Gocrawl is a small Go library for scraping data from websites. Some command-line utilities are provided as well.
Gocrawl is a simple command-line utility to crawl websites.
It uses gopkg.in/xmlpath.v2
to perform HTML parsing and XPath evaluation.
See the examples
directory for an example job specification.
Example usage and output:
$ gocrawl -input example/job.json
{
"day": {
"error": "",
"values": [
"Saturday"
]
},
"invalid_regexp": {
"error": "error parsing regexp: missing closing ]: `[a-z+`",
"values": [
"Saturday, 2 June 2018"
]
},
"invalid_xpath": {
"error": "compiling xml path \"//*[@id=\\\\\\\"ctdat\\\"]\":8: expected a literal string",
"values": []
},
"month": {
"error": "",
"values": [
"June"
]
},
"no_matching_xpath": {
"error": "no match for xpath //*[@id=\"cttdat\"]",
"values": []
},
"time": {
"error": "",
"values": [
"13:18:59"
]
}
}
Gocrawld is a daemon version of gocrawl.

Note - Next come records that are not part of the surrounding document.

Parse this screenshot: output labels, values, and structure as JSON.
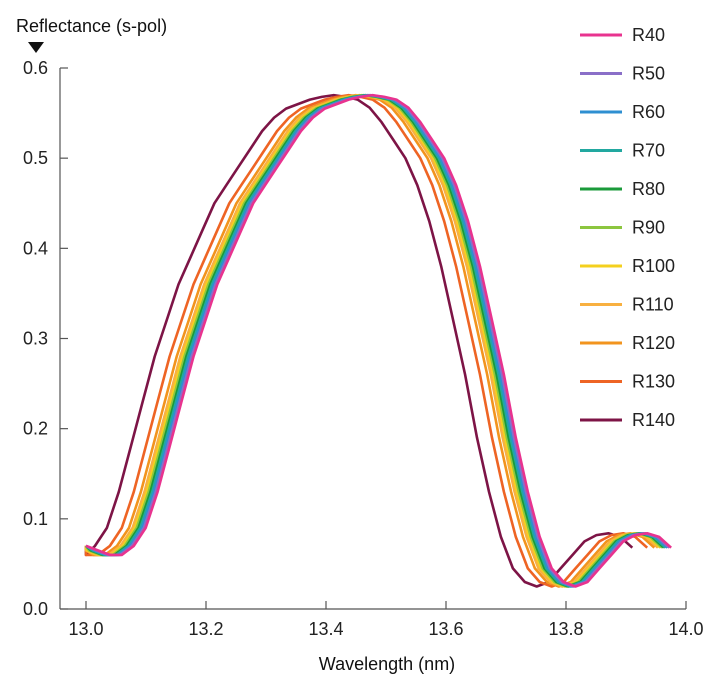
{
  "chart_data": {
    "type": "line",
    "title": "",
    "ylabel": "Reflectance (s-pol)",
    "xlabel": "Wavelength (nm)",
    "xlim": [
      13.0,
      14.0
    ],
    "ylim": [
      0.0,
      0.6
    ],
    "xticks": [
      "13.0",
      "13.2",
      "13.4",
      "13.6",
      "13.8",
      "14.0"
    ],
    "yticks": [
      "0.0",
      "0.1",
      "0.2",
      "0.3",
      "0.4",
      "0.5",
      "0.6"
    ],
    "grid": false,
    "legend_position": "top-right",
    "series": [
      {
        "name": "R40",
        "color": "#e8338f",
        "shift": 0.0,
        "x": [
          13.0,
          13.02,
          13.04,
          13.06,
          13.08,
          13.1,
          13.12,
          13.14,
          13.16,
          13.18,
          13.2,
          13.22,
          13.24,
          13.26,
          13.28,
          13.3,
          13.32,
          13.34,
          13.36,
          13.38,
          13.4,
          13.42,
          13.44,
          13.46,
          13.48,
          13.5,
          13.52,
          13.54,
          13.56,
          13.58,
          13.6,
          13.62,
          13.64,
          13.66,
          13.68,
          13.7,
          13.72,
          13.74,
          13.76,
          13.78,
          13.8,
          13.82,
          13.84,
          13.86,
          13.88,
          13.9,
          13.92,
          13.94,
          13.96,
          13.98
        ],
        "y": [
          0.07,
          0.065,
          0.06,
          0.06,
          0.07,
          0.09,
          0.13,
          0.18,
          0.23,
          0.28,
          0.32,
          0.36,
          0.39,
          0.42,
          0.45,
          0.47,
          0.49,
          0.51,
          0.53,
          0.545,
          0.555,
          0.56,
          0.565,
          0.568,
          0.57,
          0.568,
          0.565,
          0.556,
          0.54,
          0.52,
          0.5,
          0.47,
          0.43,
          0.38,
          0.32,
          0.26,
          0.19,
          0.13,
          0.08,
          0.045,
          0.03,
          0.025,
          0.03,
          0.045,
          0.06,
          0.075,
          0.082,
          0.084,
          0.08,
          0.068
        ]
      },
      {
        "name": "R50",
        "color": "#8a6fc8",
        "shift": -0.003
      },
      {
        "name": "R60",
        "color": "#2e8fd1",
        "shift": -0.006
      },
      {
        "name": "R70",
        "color": "#22a8a0",
        "shift": -0.009
      },
      {
        "name": "R80",
        "color": "#1a9a3a",
        "shift": -0.012
      },
      {
        "name": "R90",
        "color": "#8cc63f",
        "shift": -0.015
      },
      {
        "name": "R100",
        "color": "#f4d01e",
        "shift": -0.018
      },
      {
        "name": "R110",
        "color": "#f8b040",
        "shift": -0.022
      },
      {
        "name": "R120",
        "color": "#f2941e",
        "shift": -0.028
      },
      {
        "name": "R130",
        "color": "#ee6424",
        "shift": -0.04
      },
      {
        "name": "R140",
        "color": "#7d1446",
        "shift": -0.065
      }
    ]
  }
}
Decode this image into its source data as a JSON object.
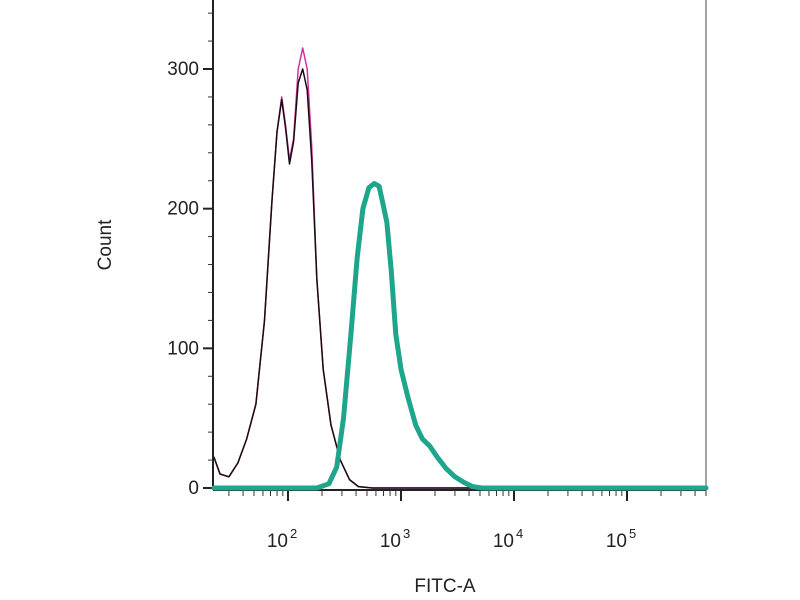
{
  "chart_data": {
    "type": "line",
    "xlabel": "FITC-A",
    "ylabel": "Count",
    "xscale": "log",
    "xlim": [
      20,
      7000000
    ],
    "ylim": [
      -8,
      345
    ],
    "grid": false,
    "x_ticks": [
      {
        "value": 100,
        "base": "10",
        "exp": "2"
      },
      {
        "value": 1000,
        "base": "10",
        "exp": "3"
      },
      {
        "value": 10000,
        "base": "10",
        "exp": "4"
      },
      {
        "value": 100000,
        "base": "10",
        "exp": "5"
      }
    ],
    "y_ticks": [
      {
        "value": 0,
        "label": "0"
      },
      {
        "value": 100,
        "label": "100"
      },
      {
        "value": 200,
        "label": "200"
      },
      {
        "value": 300,
        "label": "300"
      }
    ],
    "series": [
      {
        "color": "#cc3399",
        "width": 1.5,
        "points": [
          [
            20,
            22
          ],
          [
            25,
            10
          ],
          [
            30,
            8
          ],
          [
            36,
            18
          ],
          [
            43,
            35
          ],
          [
            52,
            60
          ],
          [
            62,
            120
          ],
          [
            72,
            205
          ],
          [
            80,
            255
          ],
          [
            88,
            280
          ],
          [
            95,
            260
          ],
          [
            103,
            235
          ],
          [
            112,
            250
          ],
          [
            123,
            300
          ],
          [
            135,
            315
          ],
          [
            148,
            300
          ],
          [
            162,
            245
          ],
          [
            180,
            150
          ],
          [
            205,
            85
          ],
          [
            240,
            45
          ],
          [
            290,
            20
          ],
          [
            350,
            6
          ],
          [
            420,
            1
          ],
          [
            560,
            0
          ],
          [
            7000000,
            0
          ]
        ]
      },
      {
        "color": "#1a0a14",
        "width": 1.5,
        "points": [
          [
            20,
            22
          ],
          [
            25,
            10
          ],
          [
            30,
            8
          ],
          [
            36,
            18
          ],
          [
            43,
            35
          ],
          [
            52,
            60
          ],
          [
            62,
            120
          ],
          [
            72,
            205
          ],
          [
            80,
            255
          ],
          [
            88,
            278
          ],
          [
            95,
            258
          ],
          [
            103,
            232
          ],
          [
            112,
            248
          ],
          [
            123,
            290
          ],
          [
            135,
            300
          ],
          [
            148,
            285
          ],
          [
            162,
            235
          ],
          [
            180,
            150
          ],
          [
            205,
            85
          ],
          [
            240,
            45
          ],
          [
            290,
            20
          ],
          [
            350,
            6
          ],
          [
            420,
            1
          ],
          [
            560,
            0
          ],
          [
            7000000,
            0
          ]
        ]
      },
      {
        "color": "#1ea58b",
        "width": 5,
        "points": [
          [
            20,
            0
          ],
          [
            180,
            0
          ],
          [
            230,
            3
          ],
          [
            270,
            15
          ],
          [
            310,
            50
          ],
          [
            360,
            110
          ],
          [
            410,
            165
          ],
          [
            460,
            200
          ],
          [
            520,
            215
          ],
          [
            580,
            218
          ],
          [
            640,
            216
          ],
          [
            690,
            204
          ],
          [
            750,
            190
          ],
          [
            820,
            155
          ],
          [
            900,
            110
          ],
          [
            1000,
            85
          ],
          [
            1150,
            65
          ],
          [
            1350,
            45
          ],
          [
            1550,
            35
          ],
          [
            1800,
            30
          ],
          [
            2100,
            22
          ],
          [
            2500,
            14
          ],
          [
            3000,
            8
          ],
          [
            3600,
            4
          ],
          [
            4300,
            1
          ],
          [
            5200,
            0
          ],
          [
            7000000,
            0
          ]
        ]
      }
    ]
  }
}
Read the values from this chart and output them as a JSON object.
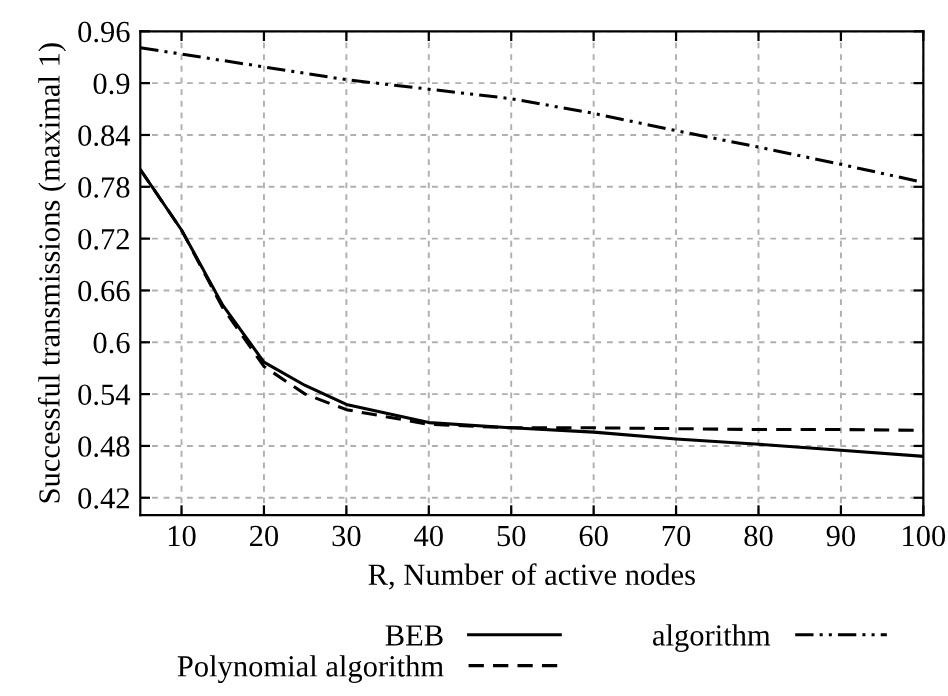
{
  "chart_data": {
    "type": "line",
    "xlabel": "R, Number of active nodes",
    "ylabel": "Successful transmissions (maximal 1)",
    "xlim": [
      5,
      100
    ],
    "xticks": [
      10,
      20,
      30,
      40,
      50,
      60,
      70,
      80,
      90,
      100
    ],
    "ylim": [
      0.4,
      0.96
    ],
    "yticks": [
      0.42,
      0.48,
      0.54,
      0.6,
      0.66,
      0.72,
      0.78,
      0.84,
      0.9,
      0.96
    ],
    "grid": true,
    "legend": "bottom",
    "series": [
      {
        "name": "BEB",
        "color": "#000000",
        "line_style": "solid",
        "x": [
          5,
          10,
          15,
          20,
          25,
          30,
          40,
          50,
          60,
          70,
          80,
          90,
          100
        ],
        "values": [
          0.8,
          0.73,
          0.643,
          0.577,
          0.55,
          0.528,
          0.507,
          0.501,
          0.496,
          0.488,
          0.482,
          0.475,
          0.468
        ]
      },
      {
        "name": "Polynomial algorithm",
        "color": "#000000",
        "line_style": "dashed",
        "x": [
          5,
          10,
          15,
          20,
          25,
          30,
          40,
          50,
          60,
          70,
          80,
          90,
          100
        ],
        "values": [
          0.8,
          0.73,
          0.64,
          0.572,
          0.54,
          0.522,
          0.505,
          0.501,
          0.501,
          0.5,
          0.499,
          0.499,
          0.498
        ]
      },
      {
        "name": "algorithm",
        "color": "#000000",
        "line_style": "dashdotdot",
        "x": [
          5,
          30,
          50,
          60,
          70,
          80,
          90,
          100
        ],
        "values": [
          0.941,
          0.904,
          0.882,
          0.865,
          0.845,
          0.826,
          0.806,
          0.785
        ]
      }
    ]
  }
}
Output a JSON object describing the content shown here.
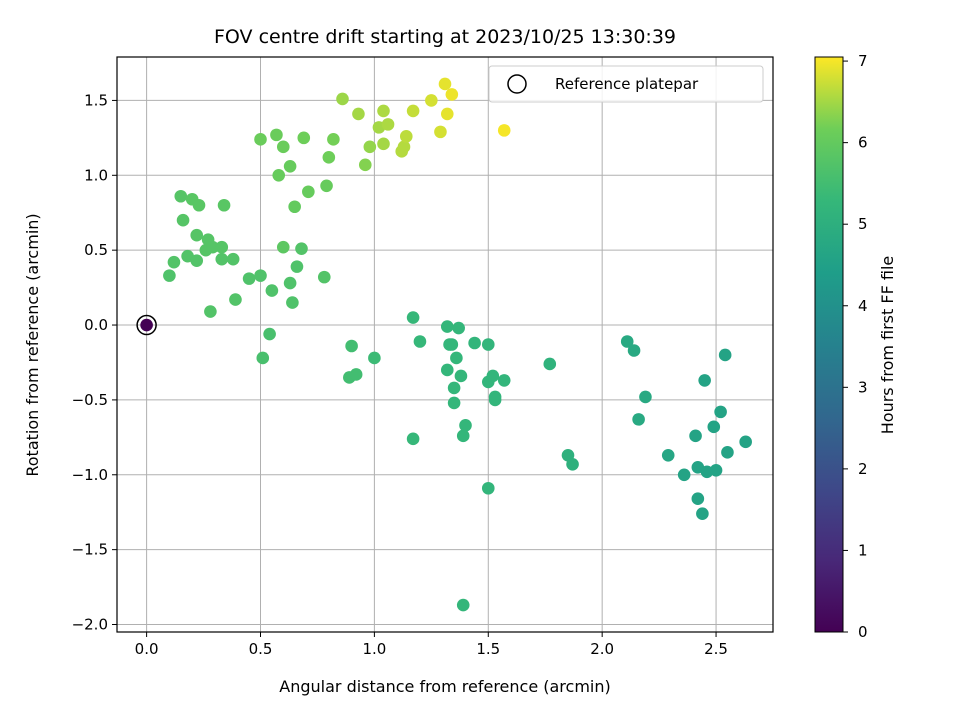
{
  "chart_data": {
    "type": "scatter",
    "title": "FOV centre drift starting at 2023/10/25 13:30:39",
    "xlabel": "Angular distance from reference (arcmin)",
    "ylabel": "Rotation from reference (arcmin)",
    "xlim": [
      -0.13,
      2.75
    ],
    "ylim": [
      -2.05,
      1.79
    ],
    "xticks": [
      0.0,
      0.5,
      1.0,
      1.5,
      2.0,
      2.5
    ],
    "xtick_labels": [
      "0.0",
      "0.5",
      "1.0",
      "1.5",
      "2.0",
      "2.5"
    ],
    "yticks": [
      -2.0,
      -1.5,
      -1.0,
      -0.5,
      0.0,
      0.5,
      1.0,
      1.5
    ],
    "ytick_labels": [
      "−2.0",
      "−1.5",
      "−1.0",
      "−0.5",
      "0.0",
      "0.5",
      "1.0",
      "1.5"
    ],
    "grid": true,
    "colormap": "viridis",
    "colorbar": {
      "label": "Hours from first FF file",
      "min": 0,
      "max": 7.05,
      "ticks": [
        0,
        1,
        2,
        3,
        4,
        5,
        6,
        7
      ],
      "tick_labels": [
        "0",
        "1",
        "2",
        "3",
        "4",
        "5",
        "6",
        "7"
      ]
    },
    "legend": {
      "position": "top-right",
      "entries": [
        {
          "label": "Reference platepar",
          "marker": "open-circle"
        }
      ]
    },
    "reference_point": {
      "x": 0.0,
      "y": 0.0,
      "c": 0.0
    },
    "points": [
      {
        "x": 0.0,
        "y": 0.0,
        "c": 0.0
      },
      {
        "x": 0.1,
        "y": 0.33,
        "c": 5.7
      },
      {
        "x": 0.12,
        "y": 0.42,
        "c": 5.75
      },
      {
        "x": 0.15,
        "y": 0.86,
        "c": 5.8
      },
      {
        "x": 0.16,
        "y": 0.7,
        "c": 5.8
      },
      {
        "x": 0.18,
        "y": 0.46,
        "c": 5.75
      },
      {
        "x": 0.2,
        "y": 0.84,
        "c": 5.85
      },
      {
        "x": 0.22,
        "y": 0.6,
        "c": 5.8
      },
      {
        "x": 0.22,
        "y": 0.43,
        "c": 5.75
      },
      {
        "x": 0.23,
        "y": 0.8,
        "c": 5.85
      },
      {
        "x": 0.26,
        "y": 0.5,
        "c": 5.8
      },
      {
        "x": 0.27,
        "y": 0.57,
        "c": 5.8
      },
      {
        "x": 0.28,
        "y": 0.09,
        "c": 5.75
      },
      {
        "x": 0.29,
        "y": 0.52,
        "c": 5.8
      },
      {
        "x": 0.33,
        "y": 0.52,
        "c": 5.8
      },
      {
        "x": 0.33,
        "y": 0.44,
        "c": 5.75
      },
      {
        "x": 0.34,
        "y": 0.8,
        "c": 5.85
      },
      {
        "x": 0.38,
        "y": 0.44,
        "c": 5.75
      },
      {
        "x": 0.39,
        "y": 0.17,
        "c": 5.75
      },
      {
        "x": 0.45,
        "y": 0.31,
        "c": 5.7
      },
      {
        "x": 0.5,
        "y": 1.24,
        "c": 6.1
      },
      {
        "x": 0.5,
        "y": 0.33,
        "c": 5.7
      },
      {
        "x": 0.51,
        "y": -0.22,
        "c": 5.6
      },
      {
        "x": 0.54,
        "y": -0.06,
        "c": 5.6
      },
      {
        "x": 0.55,
        "y": 0.23,
        "c": 5.7
      },
      {
        "x": 0.57,
        "y": 1.27,
        "c": 6.1
      },
      {
        "x": 0.58,
        "y": 1.0,
        "c": 6.05
      },
      {
        "x": 0.6,
        "y": 0.52,
        "c": 5.9
      },
      {
        "x": 0.6,
        "y": 1.19,
        "c": 6.1
      },
      {
        "x": 0.63,
        "y": 1.06,
        "c": 6.05
      },
      {
        "x": 0.63,
        "y": 0.28,
        "c": 5.7
      },
      {
        "x": 0.64,
        "y": 0.15,
        "c": 5.7
      },
      {
        "x": 0.65,
        "y": 0.79,
        "c": 6.0
      },
      {
        "x": 0.66,
        "y": 0.39,
        "c": 5.7
      },
      {
        "x": 0.68,
        "y": 0.51,
        "c": 5.75
      },
      {
        "x": 0.69,
        "y": 1.25,
        "c": 6.15
      },
      {
        "x": 0.71,
        "y": 0.89,
        "c": 6.05
      },
      {
        "x": 0.78,
        "y": 0.32,
        "c": 5.75
      },
      {
        "x": 0.79,
        "y": 0.93,
        "c": 6.05
      },
      {
        "x": 0.8,
        "y": 1.12,
        "c": 6.15
      },
      {
        "x": 0.82,
        "y": 1.24,
        "c": 6.2
      },
      {
        "x": 0.86,
        "y": 1.51,
        "c": 6.45
      },
      {
        "x": 0.89,
        "y": -0.35,
        "c": 5.5
      },
      {
        "x": 0.9,
        "y": -0.14,
        "c": 5.5
      },
      {
        "x": 0.92,
        "y": -0.33,
        "c": 5.5
      },
      {
        "x": 0.93,
        "y": 1.41,
        "c": 6.5
      },
      {
        "x": 0.96,
        "y": 1.07,
        "c": 6.3
      },
      {
        "x": 0.98,
        "y": 1.19,
        "c": 6.4
      },
      {
        "x": 1.0,
        "y": -0.22,
        "c": 5.4
      },
      {
        "x": 1.02,
        "y": 1.32,
        "c": 6.5
      },
      {
        "x": 1.04,
        "y": 1.43,
        "c": 6.55
      },
      {
        "x": 1.04,
        "y": 1.21,
        "c": 6.5
      },
      {
        "x": 1.06,
        "y": 1.34,
        "c": 6.55
      },
      {
        "x": 1.12,
        "y": 1.16,
        "c": 6.6
      },
      {
        "x": 1.13,
        "y": 1.19,
        "c": 6.6
      },
      {
        "x": 1.14,
        "y": 1.26,
        "c": 6.65
      },
      {
        "x": 1.17,
        "y": 1.43,
        "c": 6.7
      },
      {
        "x": 1.17,
        "y": 0.05,
        "c": 5.3
      },
      {
        "x": 1.17,
        "y": -0.76,
        "c": 5.3
      },
      {
        "x": 1.2,
        "y": -0.11,
        "c": 5.3
      },
      {
        "x": 1.25,
        "y": 1.5,
        "c": 6.8
      },
      {
        "x": 1.29,
        "y": 1.29,
        "c": 6.8
      },
      {
        "x": 1.31,
        "y": 1.61,
        "c": 6.9
      },
      {
        "x": 1.32,
        "y": 1.41,
        "c": 6.9
      },
      {
        "x": 1.32,
        "y": -0.01,
        "c": 5.25
      },
      {
        "x": 1.32,
        "y": -0.3,
        "c": 5.25
      },
      {
        "x": 1.33,
        "y": -0.13,
        "c": 5.25
      },
      {
        "x": 1.34,
        "y": -0.13,
        "c": 5.25
      },
      {
        "x": 1.34,
        "y": 1.54,
        "c": 6.95
      },
      {
        "x": 1.35,
        "y": -0.42,
        "c": 5.25
      },
      {
        "x": 1.35,
        "y": -0.52,
        "c": 5.25
      },
      {
        "x": 1.36,
        "y": -0.22,
        "c": 5.25
      },
      {
        "x": 1.37,
        "y": -0.02,
        "c": 5.25
      },
      {
        "x": 1.38,
        "y": -0.34,
        "c": 5.25
      },
      {
        "x": 1.39,
        "y": -0.74,
        "c": 5.25
      },
      {
        "x": 1.39,
        "y": -1.87,
        "c": 5.25
      },
      {
        "x": 1.4,
        "y": -0.67,
        "c": 5.25
      },
      {
        "x": 1.44,
        "y": -0.12,
        "c": 5.2
      },
      {
        "x": 1.5,
        "y": -0.13,
        "c": 5.2
      },
      {
        "x": 1.5,
        "y": -0.38,
        "c": 5.2
      },
      {
        "x": 1.5,
        "y": -1.09,
        "c": 5.2
      },
      {
        "x": 1.52,
        "y": -0.34,
        "c": 5.2
      },
      {
        "x": 1.53,
        "y": -0.48,
        "c": 5.2
      },
      {
        "x": 1.53,
        "y": -0.5,
        "c": 5.2
      },
      {
        "x": 1.57,
        "y": 1.3,
        "c": 7.0
      },
      {
        "x": 1.57,
        "y": -0.37,
        "c": 5.2
      },
      {
        "x": 1.77,
        "y": -0.26,
        "c": 5.1
      },
      {
        "x": 1.85,
        "y": -0.87,
        "c": 5.05
      },
      {
        "x": 1.87,
        "y": -0.93,
        "c": 5.05
      },
      {
        "x": 2.11,
        "y": -0.11,
        "c": 4.8
      },
      {
        "x": 2.14,
        "y": -0.17,
        "c": 4.8
      },
      {
        "x": 2.16,
        "y": -0.63,
        "c": 4.8
      },
      {
        "x": 2.19,
        "y": -0.48,
        "c": 4.8
      },
      {
        "x": 2.29,
        "y": -0.87,
        "c": 4.7
      },
      {
        "x": 2.36,
        "y": -1.0,
        "c": 4.6
      },
      {
        "x": 2.41,
        "y": -0.74,
        "c": 4.6
      },
      {
        "x": 2.42,
        "y": -0.95,
        "c": 4.6
      },
      {
        "x": 2.42,
        "y": -1.16,
        "c": 4.6
      },
      {
        "x": 2.44,
        "y": -1.26,
        "c": 4.6
      },
      {
        "x": 2.45,
        "y": -0.37,
        "c": 4.6
      },
      {
        "x": 2.46,
        "y": -0.98,
        "c": 4.6
      },
      {
        "x": 2.49,
        "y": -0.68,
        "c": 4.6
      },
      {
        "x": 2.5,
        "y": -0.97,
        "c": 4.6
      },
      {
        "x": 2.52,
        "y": -0.58,
        "c": 4.6
      },
      {
        "x": 2.54,
        "y": -0.2,
        "c": 4.6
      },
      {
        "x": 2.55,
        "y": -0.85,
        "c": 4.6
      },
      {
        "x": 2.63,
        "y": -0.78,
        "c": 4.6
      }
    ]
  }
}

It accepts a POST request containing a job specification identical to that of gocrawl
and returns the result of executing the crawl job, encoded as JSON.
Example usage:
$ gocrawld -host localhost -port 12345 &
<pid>
$ curl -XPOST localhost:12345 --data @example/job.json
<job output will be the same as above except less pretty>
Example docker usage:
docker run --rm --net=host --detach johnstcn/gocrawld